If employer, institute, state, or university would have to pay compensations, they will under diagnose.
About 20% of US population went through horrible sexual abuse (documented fact). I would not discount the amount of people who have anxiety and PTSD from past events.
You can get diagnosed with ‘anxiety’ when you’ve been in a hard circumstance for a while, since it’s simply a self-reporting questionnaire on levels of concern. That’s not a way to determine pathology - how do they tell when it’s appropriate behavior, eg when you’re actually in a dangerous situation.
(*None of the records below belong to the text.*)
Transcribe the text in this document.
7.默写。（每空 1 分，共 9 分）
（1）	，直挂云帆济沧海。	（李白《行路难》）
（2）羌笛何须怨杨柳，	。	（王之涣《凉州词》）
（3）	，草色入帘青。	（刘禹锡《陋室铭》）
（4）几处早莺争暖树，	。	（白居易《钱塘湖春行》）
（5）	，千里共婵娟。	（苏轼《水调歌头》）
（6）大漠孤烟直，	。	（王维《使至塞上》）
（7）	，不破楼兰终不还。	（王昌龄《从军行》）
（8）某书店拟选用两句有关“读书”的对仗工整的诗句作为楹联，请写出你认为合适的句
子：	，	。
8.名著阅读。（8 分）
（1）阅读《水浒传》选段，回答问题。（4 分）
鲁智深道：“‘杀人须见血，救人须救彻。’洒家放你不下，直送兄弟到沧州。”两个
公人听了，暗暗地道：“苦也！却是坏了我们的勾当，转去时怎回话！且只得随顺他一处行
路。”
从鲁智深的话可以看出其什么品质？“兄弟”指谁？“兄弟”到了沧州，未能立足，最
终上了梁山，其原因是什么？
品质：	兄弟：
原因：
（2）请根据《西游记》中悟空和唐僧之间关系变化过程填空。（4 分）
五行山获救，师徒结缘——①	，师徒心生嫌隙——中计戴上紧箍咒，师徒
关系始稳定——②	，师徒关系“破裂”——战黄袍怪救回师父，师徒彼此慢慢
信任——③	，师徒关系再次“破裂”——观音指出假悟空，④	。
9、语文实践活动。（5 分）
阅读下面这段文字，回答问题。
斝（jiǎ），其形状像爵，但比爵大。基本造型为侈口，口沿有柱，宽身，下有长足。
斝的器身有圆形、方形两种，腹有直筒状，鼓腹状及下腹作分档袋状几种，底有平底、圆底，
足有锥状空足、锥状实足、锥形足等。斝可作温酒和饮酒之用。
This economy, since the financial crisis, has had weak employment (when you factor in not-in-workforce trends over the last 50 years), being under-employed for a long time is a threat to life. You can be in a location or situation where you’re blind to a loss of economic opportunity because there is so much misinformation. Anxiety is not maladaptive then.
This happened to me, and when my situation finally began to improve after a change in direction, my anxiety went down. Before I made that change, I found anti-anxiety meds put me in a dysfunctional ‘happy’ state, that made it harder to course correct or care about my reality. So I quickly stopped taking them last year, shortly after receiving them. And yet a diagnosis was made then, and looking at my medical report, this so called disease remains on my medical record. Ridiculous. All that self-reporting showed was normal human behavior.
Luckily, at the worst time, I also hedged by seeing separately a psychologist who helped me understand through a series of interviews that all my behavior was appropriate to my situation.